Il termine Levante, che deriva dalla parola francese lever, si riferisce alla regione orientale del Mediterraneo dove il Sole sorge ogni giorno. Viene comunemente usato per descrivere un’area che comprende Libano, Israele/Palestina, Siria, Turchia e Giordania. Stati che nel tempo hanno vissuto insieme periodi di fioriture sociali e culturali e poi periodi – apparentemente infiniti – di conflitti mortali. Di tanto in tanto, la regione esplode e scatena una reazione a catena che deflagra ben oltre i suoi confini.
In questi giorni siamo in mezzo a una di queste fasi, con la caduta del regime sanguinario degli Assad dopo una rapidissima avanzata dei ribelli siriani. La domanda, mentre Bashar e la sua famiglia sono fuggiti a Mosca, è se quello che si apre sarà un periodo di nuova speranza o l’inizio di una nuova fase di guerra. La maggior parte degli osservatori ritiene che gli ultimi eventi rappresentino una sconfitta strategica per gli alleati di Assad: Russia, Iran ed Hezbollah hanno combattuto per anni per mantenere Assad al potere e ora rischiano di perdere pezzi di potere fondamentali per i loro equilibri interni. La sconfitta del regime significa che la Siria potrebbe non essere più il corridoio di terra che è stata finora (passando per l’Iraq) fra l’Iran e gli Hezbollah, in un momento in cui il gruppo libanese è debolissimo, a causa dei ripetuti attacchi israeliani. E potrebbe anche non essere più il rifugio – con il suo porto di Tartus – di cui Mosca ha tanto bisogno per la sua flotta nel Mediterraneo.
I semi della sconfitta di Bashar arrivano da lontano. Potrebbero essere identificati nell’attacco di Hamas su Israele del 7 ottobre 2023, che ha rivoluzionato gli equilibri dell’area, scatenando la sanguinosa reazione israeliana su Gaza prima e i lanci di missili di Hezbollah e la guerra contro il Libano poi. O essere invece ricercati nell’invasione russa dell’Ucraina, il 24 febbraio 2022: quando Putin ha scoperto che l’esercito russo non era in grado di entrare a Kiev in tre giorni e la resistenza ucraina lo ha bloccato, gli spazi per le sue avventure militari nel Mediterraneo si sono ridotti.
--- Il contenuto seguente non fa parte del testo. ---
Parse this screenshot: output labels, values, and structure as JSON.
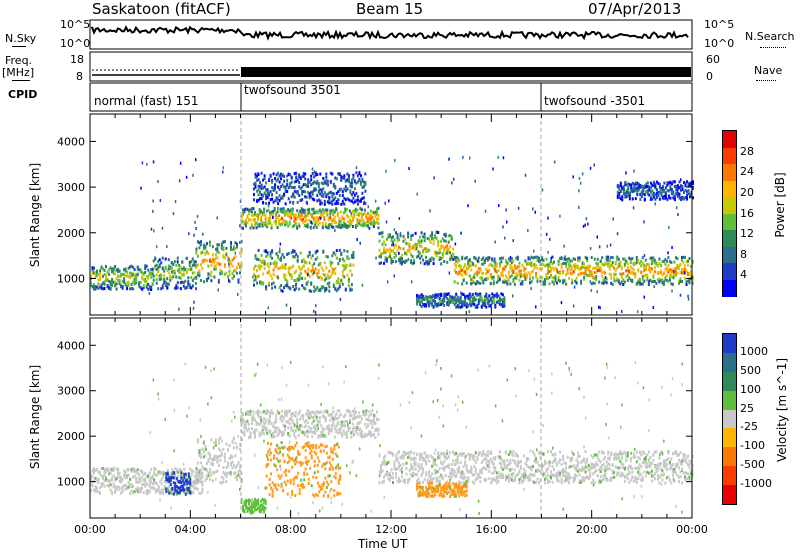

Per gli Stati Uniti, gli eventi in Siria sono complicati dal passaggio di poteri alla nuova Amministrazione Trump, che si insedierà tra sei settimane. Sia Biden che Trump hanno detto a più riprese di voler ridurre il coinvolgimento americano nella regione per concentrarsi sul pericolo rappresentato, ai loro occhi, dalla Cina. Ma resta il fatto che l’America ha ancora un migliaio di soldati nella Siria orientale per difendere gli alleati curdi dalla minaccia di una recrudescenza dell’Isis. E che il destino della Siria potrebbe riservare sorprese che la costringerebbero a tornare in forze nella regione.
In teoria, da questa crisi Donald Trump vorrebbe stare lontano: “Gli Stati Uniti non devono aver nulla a che fare, questa non è la nostra battaglia. Lasciate che si svolga, non fatevi coinvolgere!”, ha scritto sui social. Non ha parlato di come gestire la presenza di militari americani nell’area, né delle conseguenze che il cambio di regime potrebbe avere nella lotta all’Isis o dei rischi legati all’arsenale chimico che era in mano al regime siriano. Solo della sconfitta russa: “La Russia, impantanata in Ucraina dove ha perso 600.000 soldati, è stata incapace di fermare la marcia dei ribelli attraverso la Siria, un Paese che ha protetto per anni”, ha scritto. “Ora sarà costretta ad andarsene, come lo stesso Assad”.
Biden è stato più diretto. Pur salutando con favore la caduta del regime di Assad, ha avvertito: “Alcuni dei gruppi di ribelli hanno una storia di terrorismo e di violazioni dei diritti umani”. Poi ha aggiunto: “Abbiamo preso nota delle dichiarazioni dei loro leader: stanno dicendo le cose giuste. Ma quando si assumeranno responsabilità di governo, valuteremo le loro parole e le loro azioni”. Infine ha chiuso esprimendo la speranza che, fra i detenuti le cui celle si stanno spalancando in queste ore, ci sia Austin Tice, giornalista americano da anni scomparso in Siria. Una notizia che, se arrivasse davvero, farebbe dimenticare per qualche ora all’America l’ennesima guerra che rischia di bussare alla sua porta.